Mungkin musim di Indonesia ada tiga: musim kemarau, musim hujan, musim ributin
ucapan selamat natal. Padahal, jika dilihat dari segi pengucapannya, selamat
natal adalah hal yang sangat mudah dilakukan. Anda hanya perlu menjabat tangan
kerabat yang beragama nasrani, lantas mengucapkan “Selamat natal, Bro!” sambil
tersenyum agar manis sedikit.
Namun, setelah perdebatan sengit
di dunia maya, hal itu jadi terasa berat sekali. Tidak lebih mudah daripada
kisah percintaan para jomblo. Dalil-dalil dimunculkan. Sialnya, omong
kosong tulisan dari kubu yang pro
mengucapkan selamat natal dan kubu yang tidak mengizinkan ucapan selamat natal
sama-sama punya kekuatan untuk membius pembacanya masing-masing. Sehingga jika
kita hanya membaca salah satu darinya saja, kita pasti akan cepat-cepat
menganggukkan kepala. Jika membaca keduanya? Jadi pusing kepala saya.
Saya sendiri bersepakat untuk
mengucapkan selamat natal. Bukan karena tulisan-tulisan keren dari penulis
lepas di situs terkenal, yang banyak memasukkan hadits, cerita, atau
fakta-fakta terbaru mengenai toleransi beragama di Palestina. Melainkan dari
salah satu kutipan yang saya baca di buku Teror atas Nama Tuhan karya Mark
Juergensmeyer. Begini bunyinya: “Islam tidak dapat menggunakan kekerasan untuk cinta,
ampunan, dan toleransi. Kecuali tanah kita diserang.” Di buku itu disebutkan
bahwa kalimat tadi berasal dari Syekh Omar Abdul Rahman.
Kadang, saya berpikir lebih baik
agama jadi hal yang paling intim dan sakral pada kita. Ia tak perlu
dibesar-besarkan. Biarkan kita mengimani kepercayaan masing-masing tanpa harus
takut dengan omongan orang lain. Karena barangkali mereka yang paling sibuk
mengurusi agama lain, bisa jadi adalah orang yang paling ragu dengan agama yang
ia anut.
Kembali ke ucapan selamat natal.
Meski saya akan mengucapkannya kepada teman-teman nasrani, tapi saya tetap
punya beberapa kondisi di mana saya tak ingin melakukannya. Sebaiknya Anda pun
tidak usah melakukannya, sebab jelas haram hukumnya. Kondisi seperti apa?
Pertama, saat idul Fitri. Saya
tidak akan mengucapkan selamat natal ketika idul fitri. Karena tentu selain
waktunya kurang pas, tidak menyenangkan juga ketika khatib salat ied turun dari
mimbar langsung kita salamin, terus bilang “Met natal, Ustadz”

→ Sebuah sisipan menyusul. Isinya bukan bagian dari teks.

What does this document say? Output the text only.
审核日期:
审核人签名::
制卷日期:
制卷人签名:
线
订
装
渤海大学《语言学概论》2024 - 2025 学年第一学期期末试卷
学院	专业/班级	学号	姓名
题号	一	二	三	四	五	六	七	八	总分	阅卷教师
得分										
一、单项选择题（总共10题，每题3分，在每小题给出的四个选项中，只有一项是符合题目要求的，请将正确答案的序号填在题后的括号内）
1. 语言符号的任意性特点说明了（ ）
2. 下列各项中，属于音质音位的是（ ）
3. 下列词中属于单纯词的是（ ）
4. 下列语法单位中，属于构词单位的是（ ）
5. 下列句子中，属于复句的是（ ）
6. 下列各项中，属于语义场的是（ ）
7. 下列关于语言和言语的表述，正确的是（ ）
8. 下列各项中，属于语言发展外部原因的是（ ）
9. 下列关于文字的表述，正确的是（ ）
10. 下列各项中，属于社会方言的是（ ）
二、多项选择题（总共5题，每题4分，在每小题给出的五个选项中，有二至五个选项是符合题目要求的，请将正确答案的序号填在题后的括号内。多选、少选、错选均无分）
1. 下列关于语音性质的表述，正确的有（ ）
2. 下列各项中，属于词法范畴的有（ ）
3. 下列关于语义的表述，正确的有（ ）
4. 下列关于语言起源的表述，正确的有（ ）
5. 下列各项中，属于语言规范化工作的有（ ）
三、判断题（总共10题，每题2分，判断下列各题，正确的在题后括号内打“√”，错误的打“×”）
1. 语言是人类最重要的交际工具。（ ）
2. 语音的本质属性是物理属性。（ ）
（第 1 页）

Kedua, belum natalan. Saya tidak
akan mengucapkan selamat natal ketika belum natalan. Misalkan natal pada
tanggal 25 Desember, saya tidak akan mengucapkan selamat natal pada 25 Maret.
Karena momennya tidak tepat. Juga untuk menghindari tuduhan bahwa saya tak
punya kalender di rumah.
Ketiga, kepada teman-teman yang
bukan nasrani. Saya tidak akan mengucapkan selamat natal kepada teman-teman
yang bukan nasrani karena tentu agama mereka punya hari rayanya sendiri.
Demikian tiga kondisi yang bagi
saya sangat tidak tepat untuk mengucapkan selamat natal.
Terakhir, jauhilah perdebatan
mengenai hal-hal pribadi seperti agama. Karena selain tidak menguntungkan, hal
itu juga belum pasti bisa membuat Anda masuk surga. Saya sendiri kurang suka
berdebat soal agama, karena ngaji pun saya masih nyendat-nyendat.